Elite racers competing for first place at the 2010 Ottawa Race Weekend 10K road race will be pacing themselves to smash the world record of 27:01 minutes set by Micah Kogo of Kenya in March 2009. Their incentive is an unclaimed prize of $100,000 offered by ORW organizers in 2009.
Saturday's (29) Ottawa 10K and Sunday's Ottawa Marathon are IAAF Silver Label Road Races.
Merga leads the men's chase, Tune the women's
Deriba Merga of Ethiopia will return for a second shot at the record and the purse. He comes to Ottawa on the heels of a third place finish (2:08:39) in the Boston Marathon in April. In 2009 he won the fabled race.
“Last year in Ottawa I beat the 8K world best with a time of 21:48,” says Merga. “I want to come back and see if I can do the same on the 10K distance.”
Other serious contenders include Ahmed Baday of Morocco and Dereje Tadesse Raya from Ethiopia.
“Having elite athletes contending for the world record makes it a much more exciting event both for recreational runners and spectators alike,” says Manny Rodrigues, Elite Athlete Coordinator, Run Ottawa. “This might be the year Ottawa makes history.”
Ethiopians could sweep both men and women’s categories if Deriba Merga wins again and is joined on the podium either by Dire Tune, considered to be top contender, or Emebet Bacha Bencho, the 2008 race winner.
The current women’s 10K world record is 30:21 set by Paula Radcliffe in 2003. Tune, whose personal best 10K time is 31:40, will be looking to break that record. She won the Boston marathon in 2008 and came in 2nd in 2009.
Canadian women also have a shot at first place. Danette Doetzel from Halifax and Ottawa’s Rebecca Stallwood will be the two women to watch on May 28.
New faces in line-up with seasoned racers in Marathon
He’s a familiar face on the Ottawa race scene, but Kenyan David Cheriuyot at age 40 and with four Ottawa wins under his belt could triumph over men as much as 20 years younger at the Sunday's Ottawa Marathon.
This year Cheriuyot will have his hands full. His race winning time of 2:13:23 in 2009 may not be enough to hold off the stiff elite-level competition registered to keep him from a coveted fifth title.
“I have seen the list of competitors for the marathon this year and know it’s going to be tough to win,” says Cheriuyot, “but I’m confident of my chances to win a fifth time.”
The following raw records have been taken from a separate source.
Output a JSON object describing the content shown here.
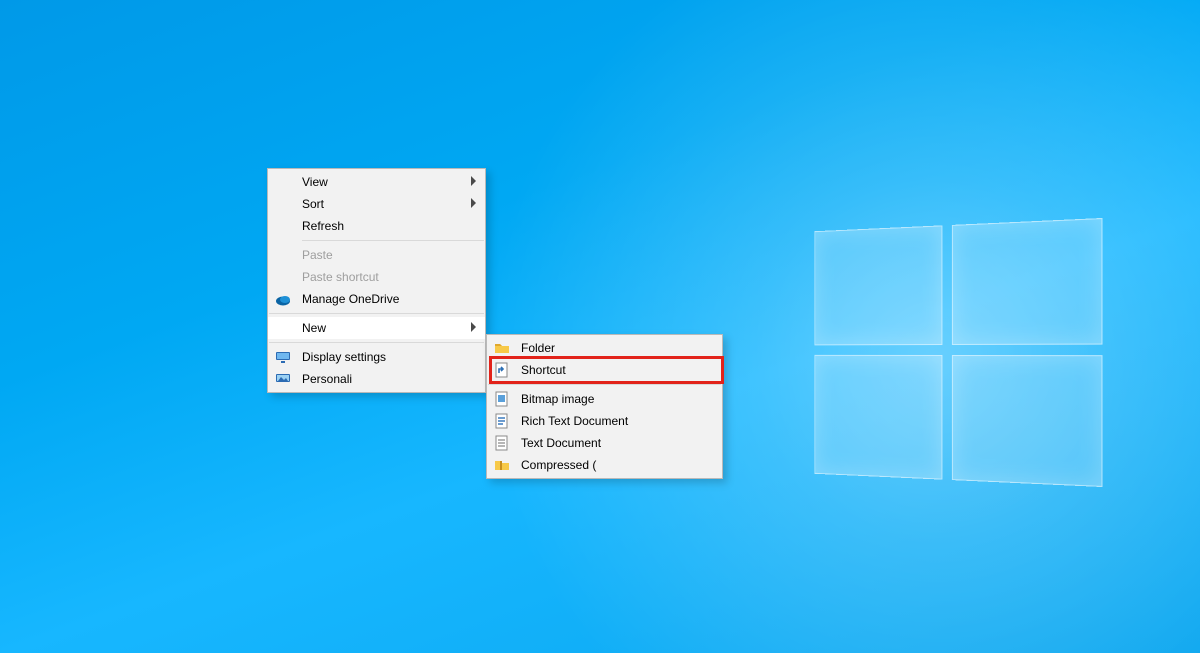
{
  "contextMenu": {
    "items": {
      "view": {
        "label": "View",
        "enabled": true,
        "hasSubmenu": true
      },
      "sort": {
        "label": "Sort",
        "enabled": true,
        "hasSubmenu": true
      },
      "refresh": {
        "label": "Refresh",
        "enabled": true
      },
      "paste": {
        "label": "Paste",
        "enabled": false
      },
      "pasteShortcut": {
        "label": "Paste shortcut",
        "enabled": false
      },
      "manageOneDrive": {
        "label": "Manage OneDrive",
        "enabled": true,
        "icon": "onedrive-icon"
      },
      "new": {
        "label": "New",
        "enabled": true,
        "hasSubmenu": true,
        "highlighted": true
      },
      "displaySettings": {
        "label": "Display settings",
        "enabled": true,
        "icon": "display-icon"
      },
      "personali": {
        "label": "Personali",
        "enabled": true,
        "icon": "personalize-icon"
      }
    }
  },
  "newSubmenu": {
    "items": {
      "folder": {
        "label": "Folder",
        "icon": "folder-icon"
      },
      "shortcut": {
        "label": "Shortcut",
        "icon": "shortcut-icon",
        "highlightedRed": true
      },
      "bitmap": {
        "label": "Bitmap image",
        "icon": "bitmap-icon"
      },
      "rtf": {
        "label": "Rich Text Document",
        "icon": "rtf-icon"
      },
      "txt": {
        "label": "Text Document",
        "icon": "txt-icon"
      },
      "zip": {
        "label": "Compressed (",
        "icon": "zip-icon"
      }
    }
  }
}
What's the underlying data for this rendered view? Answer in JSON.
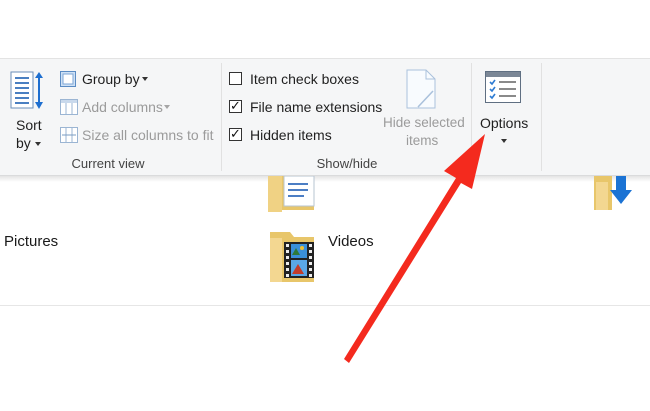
{
  "ribbon": {
    "current_view": {
      "sort_by_line1": "Sort",
      "sort_by_line2": "by",
      "group_by": "Group by",
      "add_columns": "Add columns",
      "size_all_columns": "Size all columns to fit",
      "label": "Current view"
    },
    "show_hide": {
      "item_check_boxes": {
        "label": "Item check boxes",
        "checked": false
      },
      "file_name_extensions": {
        "label": "File name extensions",
        "checked": true
      },
      "hidden_items": {
        "label": "Hidden items",
        "checked": true
      },
      "hide_selected_line1": "Hide selected",
      "hide_selected_line2": "items",
      "label": "Show/hide"
    },
    "options": {
      "label": "Options"
    }
  },
  "content": {
    "items": [
      {
        "name": "Pictures"
      },
      {
        "name": "Videos"
      }
    ]
  },
  "colors": {
    "arrow": "#f42a1e",
    "folder": "#e8c66a",
    "download_arrow": "#1b73d4"
  },
  "icons": [
    "sort-by-icon",
    "group-by-icon",
    "add-columns-icon",
    "size-columns-icon",
    "hide-selected-icon",
    "options-icon",
    "folder-icon",
    "download-icon",
    "video-film-icon"
  ]
}
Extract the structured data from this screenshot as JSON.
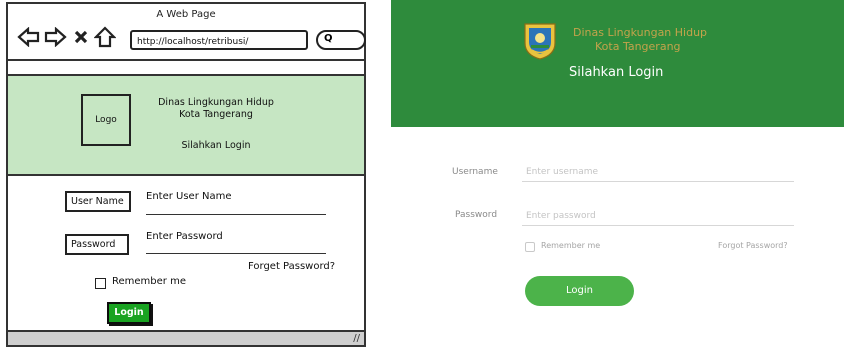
{
  "wireframe": {
    "window_title": "A Web Page",
    "nav_icons": [
      "back-arrow-icon",
      "forward-arrow-icon",
      "close-x-icon",
      "home-icon"
    ],
    "url": "http://localhost/retribusi/",
    "search_icon_glyph": "Q",
    "header": {
      "logo_text": "Logo",
      "org_line1": "Dinas Lingkungan Hidup",
      "org_line2": "Kota Tangerang",
      "subtitle": "Silahkan Login",
      "background": "#c6e6c3"
    },
    "form": {
      "username_label": "User Name",
      "username_placeholder": "Enter User Name",
      "password_label": "Password",
      "password_placeholder": "Enter Password",
      "forget_link": "Forget Password?",
      "remember_label": "Remember me",
      "login_button": "Login",
      "login_color": "#19a321"
    }
  },
  "rendered": {
    "header": {
      "background": "#2e8b3c",
      "org_line1": "Dinas Lingkungan Hidup",
      "org_line2": "Kota Tangerang",
      "subtitle": "Silahkan Login",
      "logo_icon": "tangerang-emblem-icon"
    },
    "form": {
      "username_label": "Username",
      "username_placeholder": "Enter username",
      "password_label": "Password",
      "password_placeholder": "Enter password",
      "remember_label": "Remember me",
      "forgot_link": "Forgot Password?",
      "login_button": "Login",
      "login_color": "#4cb34a"
    }
  }
}
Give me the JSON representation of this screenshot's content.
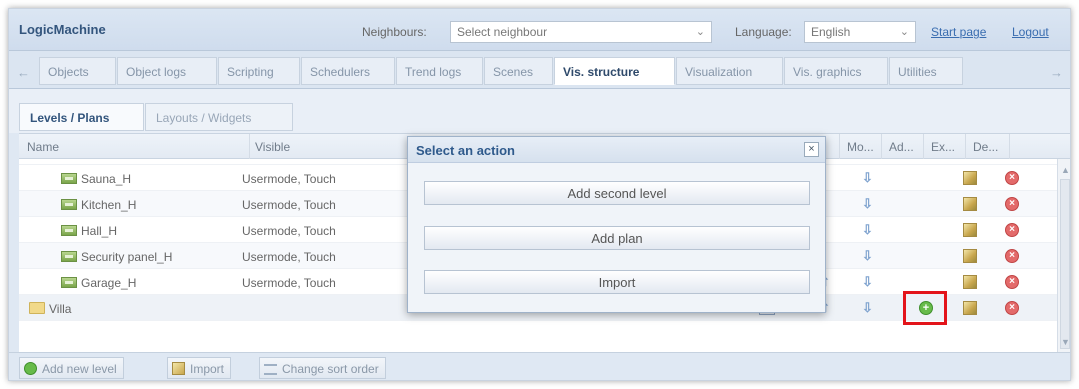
{
  "header": {
    "app_title": "LogicMachine",
    "neighbours_label": "Neighbours:",
    "neighbours_value": "Select neighbour",
    "language_label": "Language:",
    "language_value": "English",
    "start_page": "Start page",
    "logout": "Logout"
  },
  "tabs": [
    "Objects",
    "Object logs",
    "Scripting",
    "Schedulers",
    "Trend logs",
    "Scenes",
    "Vis. structure",
    "Visualization",
    "Vis. graphics",
    "Utilities"
  ],
  "subtabs": [
    "Levels / Plans",
    "Layouts / Widgets"
  ],
  "columns": {
    "name": "Name",
    "visible": "Visible",
    "mo": "Mo...",
    "ad": "Ad...",
    "ex": "Ex...",
    "de": "De..."
  },
  "rows": [
    {
      "name": "Sauna_H",
      "visible": "Usermode, Touch"
    },
    {
      "name": "Kitchen_H",
      "visible": "Usermode, Touch"
    },
    {
      "name": "Hall_H",
      "visible": "Usermode, Touch"
    },
    {
      "name": "Security panel_H",
      "visible": "Usermode, Touch"
    },
    {
      "name": "Garage_H",
      "visible": "Usermode, Touch"
    },
    {
      "name": "Villa",
      "visible": ""
    }
  ],
  "footer": {
    "add_level": "Add new level",
    "import": "Import",
    "sort": "Change sort order"
  },
  "dialog": {
    "title": "Select an action",
    "close": "×",
    "buttons": [
      "Add second level",
      "Add plan",
      "Import"
    ]
  },
  "colors": {
    "highlight": "#e3141a",
    "accent": "#2f5a8c"
  }
}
“We should see a marathon record set on Canadian soil right here in Ottawa this year,” says Manny Rodrigues, Elite Athlete Coordinator, Run Ottawa.
Rodrigues refers to 19-year-old Ethiopian Bazu Worku, currently the holder of the World junior best over the distance with a time of 2:06:15. This is the first time a sub-2:07 marathoner has lined up for the Ottawa race.
Also competing is fellow Ethiopian Teferi Wodajo, 28, who posted a 2:07:45 marathon time last fall. Wodajo will square off against Japanese Arata Fujiwara, 28, who beat him at the Tokyo Marathon in February and Kenyan Philip Manyim, 32, who has a 2:07:41 personal best.
Canada’s Kortchaguina faces strong talent in women’s field
She came in second in 2009 with a time of 2:32:10, but Canada’s Lioudmila Kortchaguina boasts the same record as Cheriuyot with four Ottawa Marathon wins to her credit.
“I’m looking forward to the race this year,” says the 38-year-old Kortchaguina. “Ottawa is a great race and I have a lot of good memories here.”
Russian runner Svetlana Ponomarenko could beat out Kortchaguina despite being 41 years of age. Also in contention is Mary Davies, a 26-year-old native of New Zealand who recently moved to Ottawa and enters the race fresh from a Montreal half-marathon win.
“The field for women is wide open,” says Manny Rodrigues. “The bar has been raised this year.”